Burunga : inquiétude face à l’abandon scolaire des jeunes au profit de la migration de travail

Burunga : inquiétude face à l’abandon scolaire des jeunes au profit de la migration de travail

SOS Médias Burundi,

Burunga, 20 mars 2026—
Dans la province de Burunga, au sud du Burundi, un phénomène préoccupant prend de l’ampleur : de plus en plus de jeunes abandonnent l’école pour tenter leur chance à l’étranger, notamment au Kenya, en Afrique du Sud, en Zambie ou encore à Dubaï. Une situation qui suscite l’inquiétude des parents et des éducateurs.

Des familles face à des choix difficiles

Sur la colline Nyavyamo, en zone Muzenga de la commune Bururi, Consolate N., mère de famille, témoigne avec inquiétude. Son fils a récemment décidé d’interrompre ses études pour rejoindre des amis à Dubaï à la recherche d’un emploi. Malgré ses réticences, elle a fini par céder, allant jusqu’à vendre des vaches pour financer le voyage de son enfant.

Le témoignage préoccupant des parents

Aujourd’hui, elle redoute un effet boule de neige : son fils aîné, actuellement à l’université, envisage lui aussi d’abandonner ses études pour partir à l’étranger.
« Je crains pour l’avenir de notre pays. Si cette tendance continue, nous risquons d’avoir une génération peu instruite. Que deviendront ces jeunes si ces opportunités à l’étranger disparaissent ? », s’interroge-t-elle.

Consolate appelle les autorités à prendre des mesures strictes, notamment en veillant à ce que les jeunes terminent au moins leurs études avant de quitter le pays.

Un autre témoignage recueilli dans la même localité va dans le même sens. Donate M., mère de deux garçons partis en Zambie, reconnaît les risques mais évoque également les réalités économiques qui poussent les familles à faire ces choix.
« Nous savons que ce n’est pas sans danger. Parfois, ils sont même emprisonnés. Mais nous n’avons pas d’autre option. La pauvreté est grandissante ici, et même après les études, nos enfants ne trouvent pas d’emploi », explique-t-elle.

Entre espoir d’ailleurs et désillusion locale

Entre manque d’opportunités locales et espoir d’une vie meilleure ailleurs, de nombreux jeunes semblent perdre confiance dans le système éducatif et le marché de l’emploi national.

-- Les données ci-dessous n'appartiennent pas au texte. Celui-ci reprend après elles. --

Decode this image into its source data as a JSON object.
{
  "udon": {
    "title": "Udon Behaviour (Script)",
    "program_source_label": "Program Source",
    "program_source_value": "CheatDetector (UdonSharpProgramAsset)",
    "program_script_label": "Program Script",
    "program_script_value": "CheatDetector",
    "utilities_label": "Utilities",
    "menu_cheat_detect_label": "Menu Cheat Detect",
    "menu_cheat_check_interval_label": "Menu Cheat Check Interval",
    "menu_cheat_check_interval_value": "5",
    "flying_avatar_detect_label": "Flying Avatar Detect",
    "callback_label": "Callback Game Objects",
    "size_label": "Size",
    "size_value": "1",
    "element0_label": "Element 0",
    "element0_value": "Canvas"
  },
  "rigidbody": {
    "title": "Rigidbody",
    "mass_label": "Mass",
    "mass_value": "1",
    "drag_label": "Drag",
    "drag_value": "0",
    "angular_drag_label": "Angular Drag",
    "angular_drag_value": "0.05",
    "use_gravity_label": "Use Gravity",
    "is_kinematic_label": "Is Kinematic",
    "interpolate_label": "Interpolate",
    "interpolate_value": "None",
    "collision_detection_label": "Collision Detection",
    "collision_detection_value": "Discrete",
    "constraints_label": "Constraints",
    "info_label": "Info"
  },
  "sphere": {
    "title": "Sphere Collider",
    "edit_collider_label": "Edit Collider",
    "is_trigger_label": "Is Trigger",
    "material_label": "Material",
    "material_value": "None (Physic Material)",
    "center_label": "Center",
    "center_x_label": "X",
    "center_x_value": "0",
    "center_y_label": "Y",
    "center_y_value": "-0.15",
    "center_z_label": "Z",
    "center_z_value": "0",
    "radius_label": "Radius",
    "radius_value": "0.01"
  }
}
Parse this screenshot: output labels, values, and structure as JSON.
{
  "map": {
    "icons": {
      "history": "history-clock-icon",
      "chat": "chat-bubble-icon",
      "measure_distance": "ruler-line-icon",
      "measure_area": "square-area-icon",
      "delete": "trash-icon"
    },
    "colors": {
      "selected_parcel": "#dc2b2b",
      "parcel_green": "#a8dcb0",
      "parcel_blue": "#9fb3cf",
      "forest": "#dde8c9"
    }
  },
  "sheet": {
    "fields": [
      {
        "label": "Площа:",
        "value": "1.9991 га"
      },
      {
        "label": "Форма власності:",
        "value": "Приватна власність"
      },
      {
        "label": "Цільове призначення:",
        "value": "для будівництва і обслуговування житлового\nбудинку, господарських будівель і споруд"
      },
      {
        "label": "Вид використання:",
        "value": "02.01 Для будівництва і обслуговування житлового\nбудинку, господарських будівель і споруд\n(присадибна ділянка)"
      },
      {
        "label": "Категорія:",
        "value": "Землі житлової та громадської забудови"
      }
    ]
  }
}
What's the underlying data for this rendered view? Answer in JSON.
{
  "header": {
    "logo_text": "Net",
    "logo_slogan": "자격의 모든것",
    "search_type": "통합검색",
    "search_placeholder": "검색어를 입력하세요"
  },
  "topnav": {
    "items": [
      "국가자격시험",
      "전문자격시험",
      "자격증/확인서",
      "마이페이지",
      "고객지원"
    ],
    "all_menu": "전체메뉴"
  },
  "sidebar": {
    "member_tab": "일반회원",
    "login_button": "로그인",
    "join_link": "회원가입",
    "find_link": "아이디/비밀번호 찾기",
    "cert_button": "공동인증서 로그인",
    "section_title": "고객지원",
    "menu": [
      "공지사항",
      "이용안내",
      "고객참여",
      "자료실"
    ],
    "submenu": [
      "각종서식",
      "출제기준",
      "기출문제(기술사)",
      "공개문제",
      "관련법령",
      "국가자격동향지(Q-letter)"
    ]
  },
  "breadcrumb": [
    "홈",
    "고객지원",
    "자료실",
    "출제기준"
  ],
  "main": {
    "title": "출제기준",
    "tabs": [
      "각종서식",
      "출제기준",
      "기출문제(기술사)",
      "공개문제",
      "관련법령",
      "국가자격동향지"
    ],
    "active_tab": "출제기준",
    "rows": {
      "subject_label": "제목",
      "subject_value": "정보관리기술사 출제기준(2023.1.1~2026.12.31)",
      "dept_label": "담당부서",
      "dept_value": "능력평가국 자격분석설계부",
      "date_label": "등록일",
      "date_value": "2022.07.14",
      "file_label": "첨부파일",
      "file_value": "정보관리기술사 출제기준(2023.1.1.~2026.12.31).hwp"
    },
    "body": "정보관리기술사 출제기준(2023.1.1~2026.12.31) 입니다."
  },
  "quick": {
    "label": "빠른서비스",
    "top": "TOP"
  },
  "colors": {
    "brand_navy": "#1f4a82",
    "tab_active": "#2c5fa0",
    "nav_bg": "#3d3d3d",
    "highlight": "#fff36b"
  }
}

Des jeunes Burundais refoulés par les autorités tanzaniennes alors qu’ils s’étaient rendus en Tanzanie à la recherche de travail arrivent à la frontière en province de Burunga, au sud du Burundi, septembre 2024. © DR/SOS Médias Burundi
Des jeunes Burundais refoulés par les autorités tanzaniennes alors qu’ils s’étaient rendus en Tanzanie à la recherche de travail arrivent à la frontière en province de Burunga, au sud du Burundi, septembre 2024. © DR/SOS Médias Burundi

Une situation qui appelle, selon plusieurs parents, une réponse urgente des pouvoirs publics.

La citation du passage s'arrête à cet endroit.